We shall consider the issues, stated elsewhere, in the inverse order.

Was petitioner exempt from the excess profits tax imposed by section 702 of the Revenue Act of 1934? This section provides in part that:

(a) There is hereby imposed upon the net income of every corporation, for each income-tax taxable year ending after the close of the first year m respect of which it is tamable under section 101, an excess-profits tax * * *. [Italics supplied.]

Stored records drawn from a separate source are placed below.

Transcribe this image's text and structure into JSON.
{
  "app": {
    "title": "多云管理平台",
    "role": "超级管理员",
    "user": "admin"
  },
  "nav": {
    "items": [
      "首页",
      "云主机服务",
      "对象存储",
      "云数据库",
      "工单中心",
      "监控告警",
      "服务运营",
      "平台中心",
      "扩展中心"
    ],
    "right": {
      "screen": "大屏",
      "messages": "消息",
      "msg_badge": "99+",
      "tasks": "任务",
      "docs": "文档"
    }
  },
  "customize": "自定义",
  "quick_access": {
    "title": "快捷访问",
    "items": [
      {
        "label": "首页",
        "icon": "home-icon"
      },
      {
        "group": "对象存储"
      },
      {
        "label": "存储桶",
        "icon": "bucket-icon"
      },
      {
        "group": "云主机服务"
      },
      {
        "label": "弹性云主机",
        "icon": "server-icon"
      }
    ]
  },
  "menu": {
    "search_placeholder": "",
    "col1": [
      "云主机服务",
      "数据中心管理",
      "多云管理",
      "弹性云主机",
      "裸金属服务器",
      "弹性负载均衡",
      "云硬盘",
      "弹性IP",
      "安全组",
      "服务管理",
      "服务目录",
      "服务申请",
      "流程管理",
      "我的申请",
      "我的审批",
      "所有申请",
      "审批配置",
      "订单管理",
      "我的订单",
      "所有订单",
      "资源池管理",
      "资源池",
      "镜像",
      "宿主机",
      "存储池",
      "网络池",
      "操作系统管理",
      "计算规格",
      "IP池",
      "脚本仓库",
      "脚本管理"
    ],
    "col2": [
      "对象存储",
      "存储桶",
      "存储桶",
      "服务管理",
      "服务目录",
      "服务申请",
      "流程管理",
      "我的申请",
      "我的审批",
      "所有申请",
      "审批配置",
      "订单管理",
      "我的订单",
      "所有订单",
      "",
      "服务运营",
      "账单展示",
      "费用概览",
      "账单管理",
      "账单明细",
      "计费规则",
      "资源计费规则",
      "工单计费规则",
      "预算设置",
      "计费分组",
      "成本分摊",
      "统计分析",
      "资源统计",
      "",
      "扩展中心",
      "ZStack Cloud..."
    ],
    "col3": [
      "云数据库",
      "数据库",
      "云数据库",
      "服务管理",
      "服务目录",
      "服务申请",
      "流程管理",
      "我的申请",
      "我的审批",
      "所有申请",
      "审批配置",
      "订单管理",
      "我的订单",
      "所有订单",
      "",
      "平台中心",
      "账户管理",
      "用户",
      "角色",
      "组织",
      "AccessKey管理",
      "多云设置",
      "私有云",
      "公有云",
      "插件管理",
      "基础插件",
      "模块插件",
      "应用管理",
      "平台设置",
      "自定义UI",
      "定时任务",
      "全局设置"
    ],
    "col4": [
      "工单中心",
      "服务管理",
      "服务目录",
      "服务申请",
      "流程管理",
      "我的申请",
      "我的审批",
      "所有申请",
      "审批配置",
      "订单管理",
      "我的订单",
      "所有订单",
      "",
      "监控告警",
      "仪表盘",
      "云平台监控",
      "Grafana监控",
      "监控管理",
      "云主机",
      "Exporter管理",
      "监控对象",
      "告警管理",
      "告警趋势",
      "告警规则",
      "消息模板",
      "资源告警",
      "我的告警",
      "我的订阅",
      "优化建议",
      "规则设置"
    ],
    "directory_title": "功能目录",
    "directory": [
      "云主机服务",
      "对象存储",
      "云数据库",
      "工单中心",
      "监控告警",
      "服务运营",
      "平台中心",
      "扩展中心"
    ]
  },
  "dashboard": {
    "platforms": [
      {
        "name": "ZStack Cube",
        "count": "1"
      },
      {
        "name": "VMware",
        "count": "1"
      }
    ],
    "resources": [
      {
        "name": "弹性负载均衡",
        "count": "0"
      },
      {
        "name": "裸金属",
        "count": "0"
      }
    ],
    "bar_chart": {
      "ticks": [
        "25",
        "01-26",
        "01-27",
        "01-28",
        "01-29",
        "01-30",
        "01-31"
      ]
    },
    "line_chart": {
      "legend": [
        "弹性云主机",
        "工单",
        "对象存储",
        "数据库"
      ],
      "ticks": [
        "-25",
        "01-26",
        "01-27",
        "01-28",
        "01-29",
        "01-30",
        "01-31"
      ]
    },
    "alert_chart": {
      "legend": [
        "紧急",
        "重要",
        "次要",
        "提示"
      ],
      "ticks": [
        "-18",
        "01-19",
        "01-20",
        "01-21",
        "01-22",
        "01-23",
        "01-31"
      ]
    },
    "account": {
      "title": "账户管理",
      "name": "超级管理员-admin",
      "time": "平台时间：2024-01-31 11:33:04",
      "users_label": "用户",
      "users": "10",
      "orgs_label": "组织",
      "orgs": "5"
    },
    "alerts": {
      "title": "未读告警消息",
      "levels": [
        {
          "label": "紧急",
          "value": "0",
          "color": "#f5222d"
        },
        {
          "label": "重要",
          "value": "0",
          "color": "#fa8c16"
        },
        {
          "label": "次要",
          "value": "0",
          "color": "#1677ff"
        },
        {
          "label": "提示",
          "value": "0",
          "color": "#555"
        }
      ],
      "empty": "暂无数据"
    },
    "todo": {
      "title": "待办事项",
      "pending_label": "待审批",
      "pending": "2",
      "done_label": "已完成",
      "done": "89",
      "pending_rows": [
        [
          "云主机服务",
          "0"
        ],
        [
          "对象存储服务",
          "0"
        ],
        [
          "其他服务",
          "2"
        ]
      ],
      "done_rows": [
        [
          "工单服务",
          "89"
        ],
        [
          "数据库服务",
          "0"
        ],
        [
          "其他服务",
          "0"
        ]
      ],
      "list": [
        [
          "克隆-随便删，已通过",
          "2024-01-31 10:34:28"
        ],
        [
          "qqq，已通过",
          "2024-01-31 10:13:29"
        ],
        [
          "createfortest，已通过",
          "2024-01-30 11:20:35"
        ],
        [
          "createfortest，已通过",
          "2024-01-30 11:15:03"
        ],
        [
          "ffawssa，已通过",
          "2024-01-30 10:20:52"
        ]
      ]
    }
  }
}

Section 701 imposes a capital stock tax upon certain corporations and under subdivision (c) (2) thereof, it provides that the taxes thus imposed shall not apply “to any insurance company subject to the tax imposed by section 201, 204, or 207.” Petitioner contends that it is an “insurance company” subject to the tax imposed by section 204. The material provisions of section 204 are set out in the margin.4

The parties have stipulated that “during the taxable year involved, petitioner was engaged in the title insurance business.” On cross-examination of petitioner’s witness, F. D. Price, it was brought out that petitioner also engaged in business other than the title insurance business. A corporation may be organized under the insurance laws of a state, be subject to supervision by the insurance officers of the state, and actually do a certain amount of insurance business, and yet fail to classify as an “insurance company” as that term is used in the Federal tax statutes. Bowers v. Lawyers’ Mortgage Co., 285 U. S. 182; Lincoln Mortgage & Title Guaranty Co. v. Commissioner, 79 Fed. (2d) 585; Empire Title & Guarantee Co. v. United States, 101 Fed. (2d) 69. It is the character of the business actually done in the tax year that determines whether the corporation is taxable as an insurance company. Bowers v. Lawyers' Mortgage Co., supra. If insurance is its principal business, it is taxable as an insurance company. [1028]*1028United, States v. Home Title Insurance Co., 285 U. S. 191. If, therefore, petitioner’s title insurance business is its principal business, it is an insurance company taxable under section 204.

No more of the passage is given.